閑話9 恋人達の狂詩曲

 リジュボーで起きた事件の当事者や被害者のその後とかを補完という形で。


 ◇ ◆ ◇


シエラとイシドロ

 『鴎の水兵亭』を営むイシドロは元海兵にして、軍属の料理人だったというしっかりとした肩書もあり、宿の経営は順調そのもの。

 人柄の良さもあって、人望の厚い好青年。

 それがイシドロという男である。

 特に整った容貌ではないものの人好きのする優し気な印象。

 人気宿を経営する青年実業家。

 イシドロが結婚適齢期にあるうら若き乙女の間で実しやかに流れる『結婚したい男』裏ランキング情報で上位常連組という噂もまんざら嘘ではないだろう。


 そんなイシドロは現在、二十九歳。

 年齢よりも若く見える風貌は活力に満ち溢れている。

 嬉々として厨房での仕事に勤しむ彼を優しく見守るのはイシドロの愛して止まない最愛の人シエラである。


 シエラには身寄りが無い。

 天涯孤独の身の上。

 十九歳には見えないまだ、あどけなさの残る顔は整っており、小柄で華奢なのもあいまって、小動物のような可愛さを醸し出していた。

 それでいて、体つきはしっかりと女性らしく、自己主張しているボディラインを形成している。

 気立ても良く、花屋の看板娘として、仕事振りにも定評があった。

 そんな彼女を恋人に、生涯の伴侶にと狙う狼のような男どもから、逃れるようにシエラが選んだ男こそ、イシドロだったのである。


 奥手な二人だったが既に愛を知る深い仲になっていた。

 正式に届け出を済ませ、夫婦になる日も決まっていたのだ。

 誕生日すら分からないというシエラを想うイシドロは夫婦になる日を誕生日にすればいいと提案したのだ。

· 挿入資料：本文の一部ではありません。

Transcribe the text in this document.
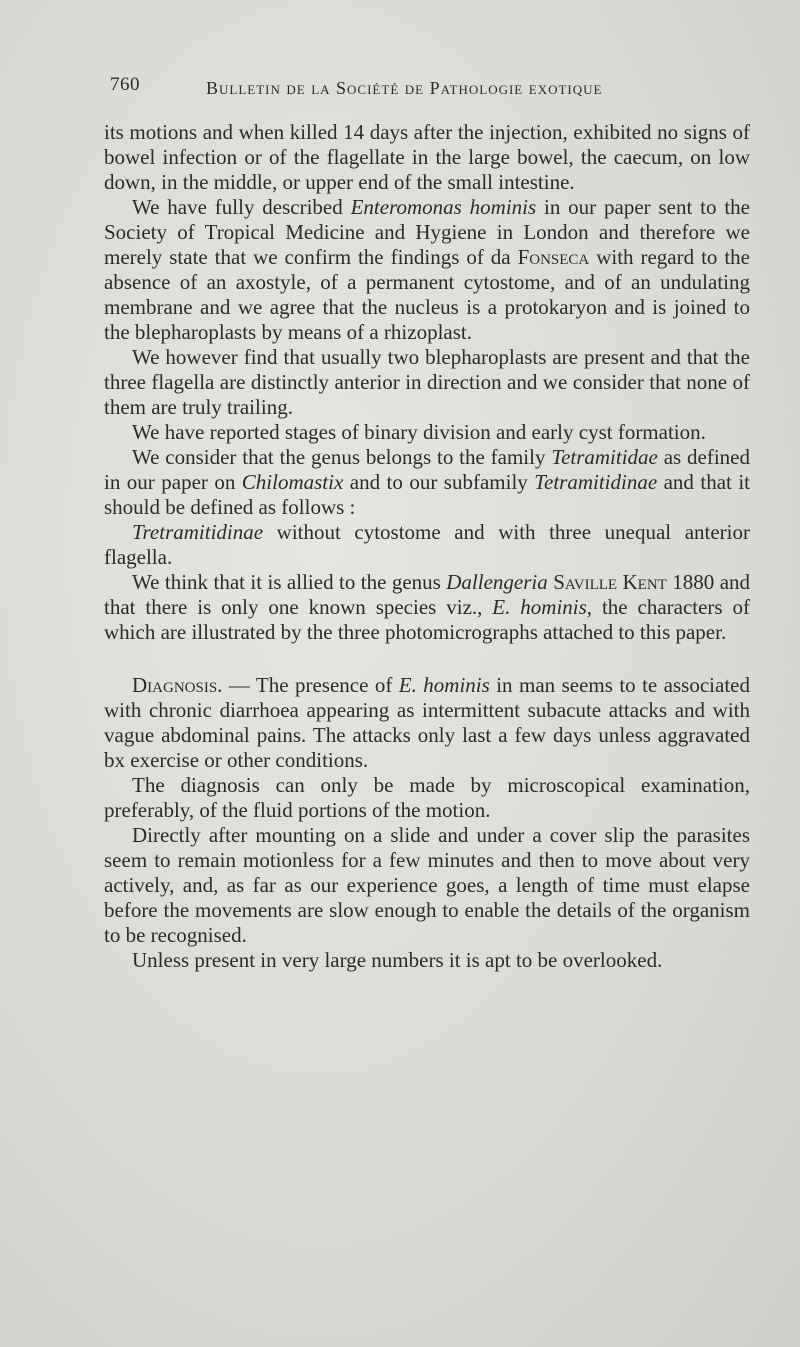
760	Bulletin de la Société de Pathologie exotique

its motions and when killed 14 days after the injection, exhibited no signs of bowel infection or of the flagellate in the large bowel, the caecum, on low down, in the middle, or upper end of the small intestine.

We have fully described Enteromonas hominis in our paper sent to the Society of Tropical Medicine and Hygiene in London and therefore we merely state that we confirm the findings of da Fonseca with regard to the absence of an axostyle, of a permanent cytostome, and of an undulating membrane and we agree that the nucleus is a protokaryon and is joined to the blepharoplasts by means of a rhizoplast.

We however find that usually two blepharoplasts are present and that the three flagella are distinctly anterior in direction and we consider that none of them are truly trailing.

We have reported stages of binary division and early cyst formation.

We consider that the genus belongs to the family Tetramitidae as defined in our paper on Chilomastix and to our subfamily Tetramitidinae and that it should be defined as follows :

Tretramitidinae without cytostome and with three unequal anterior flagella.

We think that it is allied to the genus Dallengeria Saville Kent 1880 and that there is only one known species viz., E. hominis, the characters of which are illustrated by the three photomicrographs attached to this paper.

Diagnosis. — The presence of E. hominis in man seems to te associated with chronic diarrhoea appearing as intermittent subacute attacks and with vague abdominal pains. The attacks only last a few days unless aggravated bx exercise or other conditions.

The diagnosis can only be made by microscopical examination, preferably, of the fluid portions of the motion.

Directly after mounting on a slide and under a cover slip the parasites seem to remain motionless for a few minutes and then to move about very actively, and, as far as our experience goes, a length of time must elapse before the movements are slow enough to enable the details of the organism to be recognised.

Unless present in very large numbers it is apt to be overlooked.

「ねぇ、イシドロ。わたし、こんなに幸せでいいのかな?」


 安らかな寝息を立てて、眠っている愛しい男を見つめ、呟いたシエラの胸がチクッと痛んだ。


(いいんですのよ? あなたがそう望むのなら)


 涼やかな少女の声が聞こえたような気がして、周囲を見渡すが誰もいない。

 気付けば、胸の痛みも気にならなくなっていた。



ヘイグロトとカイ

 裾丈の長い真っ白なワンピースと白銀の髪を風に靡かせ、村の子供達と楽しそうに遊ぶ少女の姿を見て、カイは目を細めた。

 彼女はオデンセの守り神であり、村を見守る心優しいドラゴンだ。

 だからこそ、村に住む人間との間に見えない壁のようなものがあったのだろう。

 気付けば、彼女は笑うこともなく、凛としながらも張り付けたように表情が無くなっていた。

 そんな彼女があんなにも少女らしい姿と表情をまた、見せてくれるようになったのだ。

 カイもまた、純真だった少年の頃のように心が踊っていた。


「カイー!あなたも一緒に遊びましょー」


 子供達と手を繋いでカイのところにやって来たヘイグロトはスッとその手を差し出す。


「さぁ、行きましょ?」


 カイは笑顔とともにその手を静かに取ると指に口付けする。


「カ、カ、カイ!?」


 途端にヘイグロトの顔は茹でたトマトのように真っ赤に染まり、目はせわしなく泳ぎ始めた。

 ちょっとしたスキンシップで未だにこんなかわいらしい反応を見せるヘイグロトはあわあわしていて、子供達に囃し立てられても恥ずかしがるばかりで反応出来ない。


「さあ、行こうか」


 ヘイグロトは差し出した手に口付けされ、それだけで舞い上がってしまい、自分が置かれている現在の状況に頭が追い付いていない。

 カイと手を繋いでいる。

 それも指と指を絡め合って、しっかりと握り合っているのだ。


(あたし、こんな幸せでいいの?)

(ええ。いいのですわ。あなたにはその資格があるんですもの)

(え?)


 慌てて、周囲を見渡すヘイグロトだが誰もおらず、不思議そうに自分の方を見つめるカイと視線が交差した。